Wednesday, 25 January 2012: 4:45 PM
TC-Permitting GCM Simulations of Hurricane Frequency Response to Sea Surface Temperature Anomalies Projected for the Late 21st Century
Room 355 (New Orleans Convention Center )
Poster PDF (5.0 MB)
A tropical cyclone permitting global atmospheric model is used to explore hurricane frequency response to sea surface temperature (SST) anomalies generated by coupled models for the late 21st century. Results are presented for SST anomalies averaged over 18 models as well as from 8 individual models. For each basin, there exists large inter-model spread in the magnitude and even the sign of the frequency response among the different SST projections.
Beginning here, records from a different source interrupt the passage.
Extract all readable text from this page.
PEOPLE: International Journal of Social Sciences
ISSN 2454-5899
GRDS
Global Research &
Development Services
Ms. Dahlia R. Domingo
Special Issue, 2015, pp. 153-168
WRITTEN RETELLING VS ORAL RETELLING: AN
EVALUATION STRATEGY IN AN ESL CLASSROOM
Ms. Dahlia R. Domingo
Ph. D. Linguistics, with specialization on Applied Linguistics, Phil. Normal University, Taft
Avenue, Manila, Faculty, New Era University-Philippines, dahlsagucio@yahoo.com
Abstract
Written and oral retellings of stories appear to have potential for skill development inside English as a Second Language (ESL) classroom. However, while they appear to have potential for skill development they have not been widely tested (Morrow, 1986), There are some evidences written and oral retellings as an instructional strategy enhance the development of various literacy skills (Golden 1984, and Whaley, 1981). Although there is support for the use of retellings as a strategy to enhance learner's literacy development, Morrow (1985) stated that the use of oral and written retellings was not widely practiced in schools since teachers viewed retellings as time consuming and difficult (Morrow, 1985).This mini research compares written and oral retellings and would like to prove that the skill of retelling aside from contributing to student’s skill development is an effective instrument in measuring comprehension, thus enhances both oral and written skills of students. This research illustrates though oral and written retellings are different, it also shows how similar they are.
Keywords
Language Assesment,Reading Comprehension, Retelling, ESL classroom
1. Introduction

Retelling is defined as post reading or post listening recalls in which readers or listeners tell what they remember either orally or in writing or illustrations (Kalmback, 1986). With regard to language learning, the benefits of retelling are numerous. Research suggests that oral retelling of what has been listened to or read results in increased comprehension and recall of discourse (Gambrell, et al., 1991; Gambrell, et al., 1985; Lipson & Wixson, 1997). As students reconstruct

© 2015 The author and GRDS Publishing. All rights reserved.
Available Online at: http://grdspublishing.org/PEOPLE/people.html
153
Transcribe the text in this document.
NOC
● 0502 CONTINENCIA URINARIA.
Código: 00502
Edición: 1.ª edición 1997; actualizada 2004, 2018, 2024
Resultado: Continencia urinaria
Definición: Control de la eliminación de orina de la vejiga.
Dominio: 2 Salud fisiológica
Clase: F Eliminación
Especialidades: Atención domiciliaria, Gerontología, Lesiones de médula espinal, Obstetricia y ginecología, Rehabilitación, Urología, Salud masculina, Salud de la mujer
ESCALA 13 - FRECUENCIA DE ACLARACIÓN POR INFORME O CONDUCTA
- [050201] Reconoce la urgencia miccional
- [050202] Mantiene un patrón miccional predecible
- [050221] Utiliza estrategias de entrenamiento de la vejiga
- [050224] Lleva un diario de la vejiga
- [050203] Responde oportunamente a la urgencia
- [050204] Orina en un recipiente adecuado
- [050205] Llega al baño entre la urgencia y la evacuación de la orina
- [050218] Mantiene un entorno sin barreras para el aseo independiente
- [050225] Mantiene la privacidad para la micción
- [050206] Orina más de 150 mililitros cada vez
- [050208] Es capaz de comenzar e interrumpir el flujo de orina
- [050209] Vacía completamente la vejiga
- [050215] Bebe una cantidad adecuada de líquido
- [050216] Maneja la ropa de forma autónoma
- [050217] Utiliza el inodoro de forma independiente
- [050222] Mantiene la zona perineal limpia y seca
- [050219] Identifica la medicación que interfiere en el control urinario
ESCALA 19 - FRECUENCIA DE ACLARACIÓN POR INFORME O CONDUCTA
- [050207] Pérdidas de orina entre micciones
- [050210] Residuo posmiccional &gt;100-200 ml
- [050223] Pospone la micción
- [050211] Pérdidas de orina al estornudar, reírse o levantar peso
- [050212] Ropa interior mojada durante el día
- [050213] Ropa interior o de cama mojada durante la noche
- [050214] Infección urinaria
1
These sizable variations in response are explored to understand features of SST distributions that are important for the basin-wide hurricane responses. In the N. Atlantic, the E. Pacific and the S. Indian basins, most (72-86%) of the inter-model variance in storm frequency response can be explained by a simple relative SST index defined as a basin's storm development region SST minus the tropical mean SST. The explained variance is significantly lower in the S. Pacific (48%) and much lower in the W. Pacific basin (27%). Several atmospheric parameters are utilized to probe changes in tropical atmospheric circulation and thermodynamical properties relevant to storm genesis in the model. While all present strong correlation to storm response in some basins, a parameter measuring tropospheric convective mass-flux stands out as skillful in explaining the simulated differences for all basins. Globally, in addition to a modest reduction of total storm frequency, the simulations exhibit a small but robust eastward and poleward migration of genesis frequency in both the N. Pacific and the N. Atlantic oceans. This eastward migration of storms can also be explained by changes in convection.